Open does not always mean easily accessible, however. Kahle is working on Democracy’s Library, a project to gather government material from the U.S., Canada and around the world and preserve them in one place.
“This is the internet we’re dreaming of. Let’s go and make sure that it’s got all of the public domain materials publicly accessible – not just all those things that are from the classic era. Let’s go and celebrate the current public domain.”
Also presenting at the celebration was Rick Prelinger, an archivist, filmmaker, writer and educator. He began collecting ephemeral films (used for specific purposes such as advertising, educational and industrial films) in 1983. His collection of 60,000 films was acquired by the Library of Congress in 2002. He partnered with the Internet Archive to make a subset of the collection — now more than 8,500 films — available online for free viewing, downloading and reuse in the Prelinger Archive.

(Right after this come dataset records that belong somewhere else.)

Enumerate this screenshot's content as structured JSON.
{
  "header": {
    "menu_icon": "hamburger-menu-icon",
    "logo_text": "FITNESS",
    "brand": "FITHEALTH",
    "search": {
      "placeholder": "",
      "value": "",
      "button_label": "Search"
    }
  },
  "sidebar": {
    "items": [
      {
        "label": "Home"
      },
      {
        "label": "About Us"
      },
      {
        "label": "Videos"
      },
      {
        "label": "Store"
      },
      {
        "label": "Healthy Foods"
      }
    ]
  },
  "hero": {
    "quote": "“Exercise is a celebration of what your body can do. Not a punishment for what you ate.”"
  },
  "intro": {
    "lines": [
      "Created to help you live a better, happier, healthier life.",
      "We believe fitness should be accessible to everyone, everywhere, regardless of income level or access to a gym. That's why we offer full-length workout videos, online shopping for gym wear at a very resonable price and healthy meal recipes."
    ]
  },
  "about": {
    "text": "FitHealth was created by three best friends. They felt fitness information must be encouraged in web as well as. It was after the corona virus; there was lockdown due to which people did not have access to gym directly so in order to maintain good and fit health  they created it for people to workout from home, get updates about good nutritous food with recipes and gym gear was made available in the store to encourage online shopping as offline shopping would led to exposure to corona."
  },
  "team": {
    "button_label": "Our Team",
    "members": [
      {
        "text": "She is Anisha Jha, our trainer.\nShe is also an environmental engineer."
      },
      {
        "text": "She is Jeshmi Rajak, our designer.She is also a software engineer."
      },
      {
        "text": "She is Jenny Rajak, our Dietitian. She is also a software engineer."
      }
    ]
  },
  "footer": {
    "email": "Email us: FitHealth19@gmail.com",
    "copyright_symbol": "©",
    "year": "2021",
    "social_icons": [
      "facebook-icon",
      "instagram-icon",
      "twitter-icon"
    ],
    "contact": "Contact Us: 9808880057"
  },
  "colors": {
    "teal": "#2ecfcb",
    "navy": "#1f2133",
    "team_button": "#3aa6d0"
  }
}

Throughout the program, students from the Snowden International School (Boston) and the Ruth Asawa San Francisco School of The Arts (San Francisco) read poetry newly entered into the public domain from Caroling Dusk: an anthology of verse by Negro poets by Countee Cullen.
Jennie Rose Halperin, executive director of Library Futures, and Lila Bailey, senior policy counsel at the Internet Archive co-hosted the party.